Ale żeby nie było że samoloty rakietowe były
kompletnie bez sensu, to warto dodać, że był taki jeden, co się naprawdę
udał. Nazywał się Me 263. Powstawał równolegle ze znanym Me 163, jako
jego kolejna wersja rozwojowa. Jak wiadomo, Me 163C miał nieco inny
układ przodu kadłuba, inną osłonę kabiny (kroplową) i inny silnik. Po
dalszym wydłużeniu kadłuba powstała w kwietniu 1944 wersja D, z najnowszym
silnikiem Waltera o oznaczeniu HWK 509C-1; silnik ten posiadał dwie
komory spalania, i osiągał ciąg 20 kN. W kadłubie i skrzydłach zabierał
2150 litrów paliwa. W noskach płata zamontowano sloty automatyczne,
a kadłub wydłużył się ostatecznie o 850 w stosunku do Me 163. Dodano
także spadochron hamujący o powierzchni 3,5 metra kw. Wreszcie zastosowano
normalne podwozie z kółkiem przednim, bo płoza Me 163 skasowała już
parę kręgosłupów (m.in. Dittmar, a tego nazwiska chyba nie trzeba przedstawiać).

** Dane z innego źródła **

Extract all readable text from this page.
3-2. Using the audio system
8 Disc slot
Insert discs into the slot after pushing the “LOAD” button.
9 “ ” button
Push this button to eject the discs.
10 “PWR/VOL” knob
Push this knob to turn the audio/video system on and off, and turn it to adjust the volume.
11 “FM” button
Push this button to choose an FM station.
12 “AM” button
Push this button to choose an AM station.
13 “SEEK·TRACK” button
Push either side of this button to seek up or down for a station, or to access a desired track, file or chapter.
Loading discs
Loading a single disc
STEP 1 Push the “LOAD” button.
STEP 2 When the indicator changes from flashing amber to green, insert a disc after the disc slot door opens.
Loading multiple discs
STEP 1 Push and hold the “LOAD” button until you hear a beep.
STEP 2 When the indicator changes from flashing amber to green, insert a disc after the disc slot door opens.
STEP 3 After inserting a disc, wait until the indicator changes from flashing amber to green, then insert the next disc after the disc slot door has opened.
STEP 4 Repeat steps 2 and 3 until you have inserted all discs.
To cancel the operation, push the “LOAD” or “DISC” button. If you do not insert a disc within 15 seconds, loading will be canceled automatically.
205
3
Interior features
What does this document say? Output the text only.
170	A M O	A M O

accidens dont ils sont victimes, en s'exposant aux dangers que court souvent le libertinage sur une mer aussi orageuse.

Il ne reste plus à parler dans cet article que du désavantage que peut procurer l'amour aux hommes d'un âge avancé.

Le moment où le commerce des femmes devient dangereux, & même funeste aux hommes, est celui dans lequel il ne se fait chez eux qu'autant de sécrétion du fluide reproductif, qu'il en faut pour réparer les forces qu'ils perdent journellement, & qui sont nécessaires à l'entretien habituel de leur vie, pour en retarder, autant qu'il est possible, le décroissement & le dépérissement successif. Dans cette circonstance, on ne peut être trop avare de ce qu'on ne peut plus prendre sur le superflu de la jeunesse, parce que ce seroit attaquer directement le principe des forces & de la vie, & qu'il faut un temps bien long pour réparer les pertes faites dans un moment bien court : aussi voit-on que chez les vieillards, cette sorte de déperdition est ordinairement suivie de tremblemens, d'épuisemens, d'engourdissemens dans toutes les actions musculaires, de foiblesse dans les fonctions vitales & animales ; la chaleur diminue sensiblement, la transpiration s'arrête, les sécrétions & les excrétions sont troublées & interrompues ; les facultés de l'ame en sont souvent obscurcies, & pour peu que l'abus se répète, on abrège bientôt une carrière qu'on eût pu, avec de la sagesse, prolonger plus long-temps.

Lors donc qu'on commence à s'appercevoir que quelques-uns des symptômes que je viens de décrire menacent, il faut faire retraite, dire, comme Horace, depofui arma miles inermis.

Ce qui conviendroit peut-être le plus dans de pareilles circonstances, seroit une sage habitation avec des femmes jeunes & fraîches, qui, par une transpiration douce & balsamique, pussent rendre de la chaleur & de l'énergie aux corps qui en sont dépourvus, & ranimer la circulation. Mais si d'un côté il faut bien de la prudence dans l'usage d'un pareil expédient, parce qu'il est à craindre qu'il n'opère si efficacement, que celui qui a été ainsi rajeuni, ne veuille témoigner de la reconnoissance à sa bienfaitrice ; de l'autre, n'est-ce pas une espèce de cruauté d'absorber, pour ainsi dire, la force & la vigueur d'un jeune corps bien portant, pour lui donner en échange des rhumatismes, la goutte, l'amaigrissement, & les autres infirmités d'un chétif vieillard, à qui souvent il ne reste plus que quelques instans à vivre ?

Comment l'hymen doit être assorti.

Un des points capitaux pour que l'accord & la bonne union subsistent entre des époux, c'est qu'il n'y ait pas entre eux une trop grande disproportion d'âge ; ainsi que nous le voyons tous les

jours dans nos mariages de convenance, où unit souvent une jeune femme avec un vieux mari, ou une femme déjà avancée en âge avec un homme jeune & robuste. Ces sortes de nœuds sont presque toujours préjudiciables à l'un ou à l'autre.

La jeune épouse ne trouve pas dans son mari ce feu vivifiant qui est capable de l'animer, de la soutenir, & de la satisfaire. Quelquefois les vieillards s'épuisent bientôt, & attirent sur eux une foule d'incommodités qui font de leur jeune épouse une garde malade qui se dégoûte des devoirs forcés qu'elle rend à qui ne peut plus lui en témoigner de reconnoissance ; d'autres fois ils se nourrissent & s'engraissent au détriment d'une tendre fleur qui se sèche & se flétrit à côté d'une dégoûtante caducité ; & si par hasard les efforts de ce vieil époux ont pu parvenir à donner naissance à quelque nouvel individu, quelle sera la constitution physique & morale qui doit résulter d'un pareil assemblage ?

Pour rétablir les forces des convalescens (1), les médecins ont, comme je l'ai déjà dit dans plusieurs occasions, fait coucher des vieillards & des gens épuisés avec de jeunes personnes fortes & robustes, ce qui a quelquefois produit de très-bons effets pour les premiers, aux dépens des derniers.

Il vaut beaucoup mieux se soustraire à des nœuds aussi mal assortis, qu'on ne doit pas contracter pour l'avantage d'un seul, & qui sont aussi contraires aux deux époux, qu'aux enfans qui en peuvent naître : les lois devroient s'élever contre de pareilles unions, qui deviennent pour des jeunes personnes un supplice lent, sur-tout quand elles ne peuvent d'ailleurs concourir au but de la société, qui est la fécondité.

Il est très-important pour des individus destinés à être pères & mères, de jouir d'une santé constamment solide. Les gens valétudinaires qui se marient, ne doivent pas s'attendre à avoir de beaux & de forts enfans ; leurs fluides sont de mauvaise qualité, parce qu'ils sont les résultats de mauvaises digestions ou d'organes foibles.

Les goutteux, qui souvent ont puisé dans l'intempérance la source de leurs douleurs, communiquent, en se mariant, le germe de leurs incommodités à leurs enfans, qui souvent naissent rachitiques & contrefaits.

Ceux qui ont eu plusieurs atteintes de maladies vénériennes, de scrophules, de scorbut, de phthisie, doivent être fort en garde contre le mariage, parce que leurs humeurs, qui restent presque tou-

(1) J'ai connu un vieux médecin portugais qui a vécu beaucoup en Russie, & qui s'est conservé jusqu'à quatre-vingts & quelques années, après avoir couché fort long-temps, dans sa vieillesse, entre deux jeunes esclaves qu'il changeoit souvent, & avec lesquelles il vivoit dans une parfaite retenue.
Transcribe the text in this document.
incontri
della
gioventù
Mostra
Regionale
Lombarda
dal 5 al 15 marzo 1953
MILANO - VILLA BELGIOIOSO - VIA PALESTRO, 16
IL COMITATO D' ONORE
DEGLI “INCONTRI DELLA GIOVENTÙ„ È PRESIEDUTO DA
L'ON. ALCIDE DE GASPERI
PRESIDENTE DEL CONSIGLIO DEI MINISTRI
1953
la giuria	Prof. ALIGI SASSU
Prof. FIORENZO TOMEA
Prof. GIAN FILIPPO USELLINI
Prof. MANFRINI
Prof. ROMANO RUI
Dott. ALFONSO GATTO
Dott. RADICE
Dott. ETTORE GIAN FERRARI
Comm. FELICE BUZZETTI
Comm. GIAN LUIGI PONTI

Uzbrojenie takie jak w Komecie. Od tego momentu prace przeniesiono do
Dessau, gdzie prowadził je prof. Hertel (ten od Ju 233 i He 343). Samolot
początkowo w sierpniu holowano za Ju 188 jako szybowiec, w październiku
wykonano loty silnikowe (bardzo udane), a 22 grudnia podjęto decyzję
o produkcji seryjnej. Oczywiście było już za późno, ale co ciekawe SS
ewakuujące fabrykę nie zniszczyło dokumentacji ani maszyny, co przecież
było typową praktyką w tym czasie. Samolot ostatecznie dostał się w
ręce sowietów którzy zdobyli fabrykę (ruscy doskonale wiedzieli jaką
fabrykę zdobywają i czego w niej szukają, dlatego co nietypowe dla sowietów
fabryki nie spalono przed wkroczeniem do środka), a zdobyty jedyny prototyp
pod silną eskortą szybko przerzucono do zakładów Mikojana, gdzie za
pomocą niemieckich niewolników dokończono program i niemieccy piloci
wykonywali później loty testowe, które dostarczyły wielu danych; o tym
że była to naprawdę udana konstrukcja (chyba jedyna rakietowa) świadczy
fakt, że wykorzystywano ją do prób na zlecenie CAGI, dlatego też żeby
to ładniej wyglądało samolot przechrzczono na I-270 i podpięto pod biuro
Mikojana. Choć faktem jest, że miał on inne, bo prostokątne skrzydła
i inny statecznik pionowy i poziomy.